Obudzić się po takim czasie. Miał ochotę ją przytulić, po prostu przytulić, po prostu zapewnić, że wszystko dobrze, dotarło do niego jednak ostatnio, że nie każdy smok może mieć chęć bycia przytulanym z zaskoczenia, a on nie chciał jej przypadkiem zrobić krzywdy. Plus przytulanie kogoś, kogo dopiero poznał, mogło nie być dobrze widziane, a nie chciał, żeby czuła się niekomfortowo.
Na jej następne słowa otworzył ślepia trochę szerzej, słysząc przykłady, jakich użyła. Przez chwilę nie wiedział, co powiedzieć w ciszy zastanawiając się nad tym.

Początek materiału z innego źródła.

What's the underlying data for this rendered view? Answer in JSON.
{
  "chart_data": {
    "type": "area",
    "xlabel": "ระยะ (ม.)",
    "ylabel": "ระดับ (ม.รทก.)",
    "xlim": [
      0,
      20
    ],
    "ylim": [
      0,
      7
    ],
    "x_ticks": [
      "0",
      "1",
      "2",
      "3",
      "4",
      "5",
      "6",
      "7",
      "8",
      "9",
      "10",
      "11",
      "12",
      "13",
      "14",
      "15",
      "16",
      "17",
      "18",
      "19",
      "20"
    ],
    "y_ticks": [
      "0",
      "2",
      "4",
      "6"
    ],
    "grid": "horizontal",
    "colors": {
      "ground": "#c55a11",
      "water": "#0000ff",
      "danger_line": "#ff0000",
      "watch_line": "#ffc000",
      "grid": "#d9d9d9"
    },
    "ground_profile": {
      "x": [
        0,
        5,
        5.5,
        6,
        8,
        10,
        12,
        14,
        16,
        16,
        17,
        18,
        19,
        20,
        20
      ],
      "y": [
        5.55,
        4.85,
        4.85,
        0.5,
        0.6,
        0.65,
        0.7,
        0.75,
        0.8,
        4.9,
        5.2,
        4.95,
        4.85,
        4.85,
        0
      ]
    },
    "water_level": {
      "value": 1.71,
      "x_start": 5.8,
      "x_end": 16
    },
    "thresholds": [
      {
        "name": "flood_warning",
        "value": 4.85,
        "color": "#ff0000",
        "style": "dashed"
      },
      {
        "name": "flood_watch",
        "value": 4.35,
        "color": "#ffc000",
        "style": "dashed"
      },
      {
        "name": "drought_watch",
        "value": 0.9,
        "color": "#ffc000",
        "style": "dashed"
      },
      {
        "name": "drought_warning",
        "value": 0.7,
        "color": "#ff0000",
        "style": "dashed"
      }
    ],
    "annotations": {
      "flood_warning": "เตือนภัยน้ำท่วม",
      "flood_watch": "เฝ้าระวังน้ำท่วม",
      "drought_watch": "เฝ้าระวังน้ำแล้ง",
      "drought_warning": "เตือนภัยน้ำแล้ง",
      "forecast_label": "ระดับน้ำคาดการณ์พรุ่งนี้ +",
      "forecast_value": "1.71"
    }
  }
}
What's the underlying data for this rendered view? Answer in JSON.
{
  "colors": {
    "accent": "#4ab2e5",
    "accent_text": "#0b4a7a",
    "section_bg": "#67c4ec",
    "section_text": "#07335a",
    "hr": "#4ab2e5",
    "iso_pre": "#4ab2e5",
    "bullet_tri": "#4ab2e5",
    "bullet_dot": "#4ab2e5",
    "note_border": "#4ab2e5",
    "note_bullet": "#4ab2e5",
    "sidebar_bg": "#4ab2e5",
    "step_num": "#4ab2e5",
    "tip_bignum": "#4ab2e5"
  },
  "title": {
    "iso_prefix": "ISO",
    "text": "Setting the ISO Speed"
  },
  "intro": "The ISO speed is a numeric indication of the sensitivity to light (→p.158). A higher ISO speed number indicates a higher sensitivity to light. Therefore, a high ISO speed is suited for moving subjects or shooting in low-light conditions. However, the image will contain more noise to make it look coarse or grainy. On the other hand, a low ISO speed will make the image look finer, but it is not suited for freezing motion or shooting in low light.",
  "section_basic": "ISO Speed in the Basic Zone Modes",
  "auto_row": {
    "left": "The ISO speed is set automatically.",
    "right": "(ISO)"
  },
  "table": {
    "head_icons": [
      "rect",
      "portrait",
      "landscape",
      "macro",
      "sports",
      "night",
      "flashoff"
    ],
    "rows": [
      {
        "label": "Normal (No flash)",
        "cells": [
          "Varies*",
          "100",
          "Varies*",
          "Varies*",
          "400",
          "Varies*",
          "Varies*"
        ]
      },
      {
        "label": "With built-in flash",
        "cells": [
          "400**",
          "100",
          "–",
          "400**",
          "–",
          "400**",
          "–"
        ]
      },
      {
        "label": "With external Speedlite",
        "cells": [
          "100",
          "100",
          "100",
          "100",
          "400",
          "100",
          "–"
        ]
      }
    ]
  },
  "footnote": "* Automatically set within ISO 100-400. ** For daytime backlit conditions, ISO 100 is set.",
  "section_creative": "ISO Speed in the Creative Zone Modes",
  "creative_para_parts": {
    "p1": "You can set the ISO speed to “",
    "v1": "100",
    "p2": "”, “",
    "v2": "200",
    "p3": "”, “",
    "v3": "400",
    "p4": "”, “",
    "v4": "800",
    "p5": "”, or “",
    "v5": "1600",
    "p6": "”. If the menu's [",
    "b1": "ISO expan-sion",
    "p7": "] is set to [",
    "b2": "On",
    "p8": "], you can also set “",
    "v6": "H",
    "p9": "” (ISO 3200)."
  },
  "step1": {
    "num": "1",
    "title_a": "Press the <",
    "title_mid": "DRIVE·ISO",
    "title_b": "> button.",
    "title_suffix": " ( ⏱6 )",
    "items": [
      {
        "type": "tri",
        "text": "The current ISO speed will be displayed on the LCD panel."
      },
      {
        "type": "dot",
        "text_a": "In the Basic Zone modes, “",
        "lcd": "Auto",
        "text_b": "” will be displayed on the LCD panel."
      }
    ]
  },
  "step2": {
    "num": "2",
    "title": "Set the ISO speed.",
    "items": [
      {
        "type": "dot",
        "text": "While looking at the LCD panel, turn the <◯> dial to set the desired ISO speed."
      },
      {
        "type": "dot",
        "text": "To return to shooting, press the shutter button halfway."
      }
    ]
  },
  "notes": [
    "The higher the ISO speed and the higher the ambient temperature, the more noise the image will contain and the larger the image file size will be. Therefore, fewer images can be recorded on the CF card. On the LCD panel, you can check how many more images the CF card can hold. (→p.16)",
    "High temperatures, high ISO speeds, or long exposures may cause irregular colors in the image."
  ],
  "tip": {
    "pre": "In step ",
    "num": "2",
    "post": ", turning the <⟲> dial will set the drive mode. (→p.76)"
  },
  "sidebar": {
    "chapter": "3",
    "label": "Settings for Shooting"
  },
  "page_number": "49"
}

– Nie jest to pewnie duże pocieszenie, ale gdyby było coś, co mógłbym zrobić, żebyś czuła się lepiej sama ze sobą, daj znać, postaram się.
Obrócił łeb w jej stronę, ostrożnie, żeby nie zniszczyć kwiatowej konstrukcji na swoim łbie, by posłać jej delikatny uśmiech. Chciał ją jakoś pocieszyć w ten sposób. Lubił gdy smoki dookoła niego czuły się dobrze.
Kiedy dotarła do jego ogona, rozłożył lotki, żeby miała łatwiejszy dostęp do kolców na końcu.
– Pewnie masz racje, nigdy w sumie nie zastanawiałem się, jak stado buduję swoją historię. Mam wrażenie, że przynajmniej we Mgłach większość historii jest przekazywana z pyska do pyska. Taka historia żyje tak długo jak istnieje pysk przekazujący ją dalej. Gdybym wykluł się poza Wolnymi? Być może wtedy żyłbym z ojcem w jego dość samotniczym życiu. Ale nie wyobrażałem sobie nigdy tego, jeśli mam być szczery, a Ty? Co byś robiła, gdybyś wykluła się poza Wolnymi?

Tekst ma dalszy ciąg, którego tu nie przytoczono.